If I don't "put the lie" to some of these negative thoughts won't they keep returning? Don't they need looking at? Isn't there any benefit to answering back? Or do we just say "hi thought, I am not going to pay attention to you"?  I ask because I used to do these exercises that David Burns recommends: take the thought, write it down and then categorize it under one of his ten categories of irrational thoughts and "put the lie to it.”

ANSWER:

Any attention you give a negative thought makes it stronger.

The exercise that David Burns uses is a good example of cognitive therapy, changing rational thinking for irrational, emotional thinking. But "putting the lie" to an irrational thought can never erase it. All you can do is keep doing the exercise when the thought pops up. Once you think a thought, it is forever in your memory banks. However, the less you think any thought, the less powerful it is.

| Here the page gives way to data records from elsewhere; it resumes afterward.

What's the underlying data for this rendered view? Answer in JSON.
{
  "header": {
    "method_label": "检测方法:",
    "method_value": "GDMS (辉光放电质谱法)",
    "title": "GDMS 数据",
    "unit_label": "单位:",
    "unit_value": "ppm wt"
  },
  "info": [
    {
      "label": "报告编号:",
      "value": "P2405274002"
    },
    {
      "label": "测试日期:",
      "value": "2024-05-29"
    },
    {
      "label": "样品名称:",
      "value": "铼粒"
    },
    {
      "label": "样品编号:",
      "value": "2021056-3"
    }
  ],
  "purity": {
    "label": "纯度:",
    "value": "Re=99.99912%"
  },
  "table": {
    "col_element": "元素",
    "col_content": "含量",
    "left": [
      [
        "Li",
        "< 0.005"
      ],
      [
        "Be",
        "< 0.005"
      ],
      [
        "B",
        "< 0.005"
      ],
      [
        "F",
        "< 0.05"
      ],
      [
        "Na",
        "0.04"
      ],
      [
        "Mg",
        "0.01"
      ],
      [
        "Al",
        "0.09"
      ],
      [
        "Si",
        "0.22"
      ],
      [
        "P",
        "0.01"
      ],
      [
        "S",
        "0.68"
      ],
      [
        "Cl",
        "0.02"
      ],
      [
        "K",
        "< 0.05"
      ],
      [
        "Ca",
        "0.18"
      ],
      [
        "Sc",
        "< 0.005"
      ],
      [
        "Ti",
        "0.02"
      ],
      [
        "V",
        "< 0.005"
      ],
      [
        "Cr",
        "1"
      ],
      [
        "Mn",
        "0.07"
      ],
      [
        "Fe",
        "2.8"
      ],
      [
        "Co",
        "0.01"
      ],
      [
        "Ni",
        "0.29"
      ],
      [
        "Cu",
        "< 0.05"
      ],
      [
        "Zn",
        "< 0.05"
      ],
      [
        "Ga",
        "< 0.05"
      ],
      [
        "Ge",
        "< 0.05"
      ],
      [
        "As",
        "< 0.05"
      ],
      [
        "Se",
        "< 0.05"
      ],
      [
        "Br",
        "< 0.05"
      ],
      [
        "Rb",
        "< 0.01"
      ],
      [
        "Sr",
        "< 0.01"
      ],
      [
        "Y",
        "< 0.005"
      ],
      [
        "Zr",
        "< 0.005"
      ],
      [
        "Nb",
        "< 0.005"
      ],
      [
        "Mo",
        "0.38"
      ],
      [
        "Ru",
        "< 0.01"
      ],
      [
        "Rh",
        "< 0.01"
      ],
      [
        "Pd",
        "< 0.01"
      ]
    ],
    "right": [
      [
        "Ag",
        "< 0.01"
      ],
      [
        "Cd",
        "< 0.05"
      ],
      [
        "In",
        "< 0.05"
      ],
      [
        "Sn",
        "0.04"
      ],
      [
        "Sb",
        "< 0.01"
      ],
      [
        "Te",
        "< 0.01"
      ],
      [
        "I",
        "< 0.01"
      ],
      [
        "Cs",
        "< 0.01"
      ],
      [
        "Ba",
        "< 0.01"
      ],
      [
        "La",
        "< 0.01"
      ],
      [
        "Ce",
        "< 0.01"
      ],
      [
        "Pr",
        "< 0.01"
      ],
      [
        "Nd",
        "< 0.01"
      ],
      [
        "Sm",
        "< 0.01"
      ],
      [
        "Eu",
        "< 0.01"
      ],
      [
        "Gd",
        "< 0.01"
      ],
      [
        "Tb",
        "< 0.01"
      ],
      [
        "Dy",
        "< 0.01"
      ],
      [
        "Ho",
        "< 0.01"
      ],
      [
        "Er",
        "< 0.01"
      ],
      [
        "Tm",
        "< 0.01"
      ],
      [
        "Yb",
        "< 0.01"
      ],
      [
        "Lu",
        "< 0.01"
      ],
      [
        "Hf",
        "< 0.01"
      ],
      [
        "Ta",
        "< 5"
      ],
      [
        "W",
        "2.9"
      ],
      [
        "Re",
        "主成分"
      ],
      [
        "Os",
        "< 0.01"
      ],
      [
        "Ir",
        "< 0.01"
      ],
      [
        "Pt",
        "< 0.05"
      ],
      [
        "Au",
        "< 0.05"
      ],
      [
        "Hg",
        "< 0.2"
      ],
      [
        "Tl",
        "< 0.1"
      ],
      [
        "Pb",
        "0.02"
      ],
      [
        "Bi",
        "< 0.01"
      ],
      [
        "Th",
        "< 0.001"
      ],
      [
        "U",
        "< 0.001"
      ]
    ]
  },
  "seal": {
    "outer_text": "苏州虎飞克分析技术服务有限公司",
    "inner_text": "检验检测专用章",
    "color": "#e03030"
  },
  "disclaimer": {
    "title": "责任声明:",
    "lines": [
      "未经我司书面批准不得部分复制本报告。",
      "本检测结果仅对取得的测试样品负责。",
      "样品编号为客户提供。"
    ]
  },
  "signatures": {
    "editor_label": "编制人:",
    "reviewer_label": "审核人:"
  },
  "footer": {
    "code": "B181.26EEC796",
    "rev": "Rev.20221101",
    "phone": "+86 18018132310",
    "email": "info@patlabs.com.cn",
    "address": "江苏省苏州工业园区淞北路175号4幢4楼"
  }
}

David Burns' exercise is good because doing the "putting the lie" exercise is certainly better than thinking the negative thought. But once you understand how the mind works you can see that the exercise is, in a way, just going around in circles. Once you decide that any negative thought is no longer an option, you needn't put the lie to it (which, because the brain works by learned association, can even make the negative thought stronger). The most efficient thing to do is simply turn away from the negative thought, give it no more energy and proceed to think a different, more positive, objective, or productive thought which sets you going ahead in the right way with your day. Even a nonsense thought keeps you from thinking a negative thought. And from the nonsense thought you can move on to more productive thinking.